Le 24 octobre 2008, le Comité, agissant à travers son Rapporteur spécial aux nouvelles communications, a demandé à l’État partie de ne pas renvoyer l’auteur en République islamique d’Iran tant que son cas faisait l’objet d’un examen du Comité.

Rappel des faits tels que présentés par l’auteur

2.1L’auteur déclare avoir entretenu en Iran, de septembre 2003 à février 2004, une relation avec un homme qu’elle croyait être divorcé mais qui, en fait, était marié. En mars 2004, l’auteur a été arrêtée par les autorités policières iraniennes pour avoir entretenu une «relation illégitime» avec un homme marié. Consécutivement, les autorités l’ont détenue pendant quatre jours et menacée de punitions violentes, telles que la lapidation, afin d’obtenir de sa part des confessions sur ladite relation.

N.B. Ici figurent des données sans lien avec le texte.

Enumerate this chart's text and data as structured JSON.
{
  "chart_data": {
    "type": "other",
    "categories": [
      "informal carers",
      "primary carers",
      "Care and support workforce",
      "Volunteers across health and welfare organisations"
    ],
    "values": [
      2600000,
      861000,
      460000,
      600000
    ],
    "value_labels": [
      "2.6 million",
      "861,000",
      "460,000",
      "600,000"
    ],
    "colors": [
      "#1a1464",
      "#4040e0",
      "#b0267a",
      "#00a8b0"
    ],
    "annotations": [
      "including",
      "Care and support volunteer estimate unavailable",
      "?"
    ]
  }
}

2.2Pendant cette détention, le père de l’auteur a tenté de la faire libérer en sollicitant l’intervention du cousin de l’auteur, vu la position de ce dernier et son influence en tant que colonel haut gradé du Sepah. En échange de cette intervention, le cousin a exigé que l’auteur lui soit donnée en mariage, comme deuxième épouse, à défaut de quoi la procédure contre elle serait rouverte. Le père de l’auteur, bien qu’opposé à cette proposition de mariage forcé, a fait croire au cousin qu’il l’acceptait pour faire libérer sa fille. À la suite de l’intervention du cousin de l’auteur, celle-ci a été libérée après quatre jours passés en détention.

2.3Afin d’échapper à un mariage forcé avec son cousin, l’auteur a tenté d’obtenir un visa de visiteur pour le Canada, où résidait sa sœur. Or, cette demande lui a été refusée en été 2004. Dans l’intervalle, le cousin de l’auteur a commencé à exercer une pression grandissante sur l’auteur et sa famille, ainsi qu’à menacer expressément de rouvrir la procédure pénale contre elle si elle ne se mariait pas avec lui. Le 26 mai 2005, l’auteur est finalement parvenue à quitter l’Iran et s’est rendue en Autriche avec l’assistance d’un individu à qui elle a versé une somme d’argent importante en échange d’un visa. En Autriche, l’auteur a retrouvé son frère, résident de ce pays, et deux semaines après, elle revendiquait le statut de réfugiée.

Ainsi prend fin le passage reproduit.